When life is good, gratitude is “cheap”: it “costs” us little (and arguably isn’t even “gratitude,” just “acknowledgment” of circumstance). The power of gratitude comes precisely from the moments when it is radically irrational to be grateful, to instead lament and scream. The power of thanksgiving, forgiveness, love — it all comes from the key moments of highest nonrationality (and/or individual “irrationality”), which could be confused with insanity. It’s precisely when we’re hurt and most devastated and thus hardest for us to do “the nonrational” that it because most effective. But again, this is so incredibly hard that the support of myth and “divine reward” might be necessary to convince the majority to go through with it, and if it is indeed the case that “nonrational actions” are necessary for overcoming Nash Equilibria, then there might not be any other option than the use of myths and rewards. Perhaps today we no longer need that support to do what is individually “nonrational,” but I’d be surprised.

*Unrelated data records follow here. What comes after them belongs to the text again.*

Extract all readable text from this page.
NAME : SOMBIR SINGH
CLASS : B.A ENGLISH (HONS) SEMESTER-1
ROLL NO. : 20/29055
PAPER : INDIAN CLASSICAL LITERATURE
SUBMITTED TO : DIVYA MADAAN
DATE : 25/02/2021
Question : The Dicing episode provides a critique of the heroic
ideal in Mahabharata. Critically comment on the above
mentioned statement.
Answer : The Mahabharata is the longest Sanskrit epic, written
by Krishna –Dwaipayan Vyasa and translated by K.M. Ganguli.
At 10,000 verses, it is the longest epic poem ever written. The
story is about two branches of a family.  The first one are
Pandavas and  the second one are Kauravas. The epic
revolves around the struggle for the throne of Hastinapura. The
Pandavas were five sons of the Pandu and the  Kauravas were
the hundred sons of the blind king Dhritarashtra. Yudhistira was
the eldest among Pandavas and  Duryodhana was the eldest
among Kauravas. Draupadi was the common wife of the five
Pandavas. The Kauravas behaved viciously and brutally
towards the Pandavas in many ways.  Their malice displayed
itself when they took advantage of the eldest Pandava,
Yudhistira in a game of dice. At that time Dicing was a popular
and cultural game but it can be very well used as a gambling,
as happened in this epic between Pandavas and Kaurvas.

(Do note that just because religion may entail a function to overcome Nash Equilibria, it doesn’t follow that therefore religion is false and only survives because of its social “use.” On the contrary, some believers may claim that the social advantages of religion are evidence that the world was indeed made by God to be religious, though examining such claims is outside the scope of this paper.)
Today, there is a lot of talk about religions just being wild fantasies that have nothing to do with reality, but this sentiment suggests a bias that assumes, “If it isn’t rational, it isn’t real.” If it is indeed the case that “pure rationality” can lead us into “Nash Equilibria,” then defining “only rationality as real” will inevitably cause us terrible problems, problems of which we’ll only have rationality to solve, even though it was “pure rationality” that got us into the mess in the first place. We’ll arrive at “rational impasses” and find ourselves only equipped with rationality to use as a key. And the lock will not accept it.
Perhaps it’s fair to say that religions are in the business of “nonrationalities,” which can certainly entail “(individual) irrationalities,” but if we take Game Theory seriously, a world without “nonrationalities” will end up suboptimal. Perhaps we’re not wrong to assume that erasing religion will increase rationality; rather, our mistake rests in assuming that the result will be best.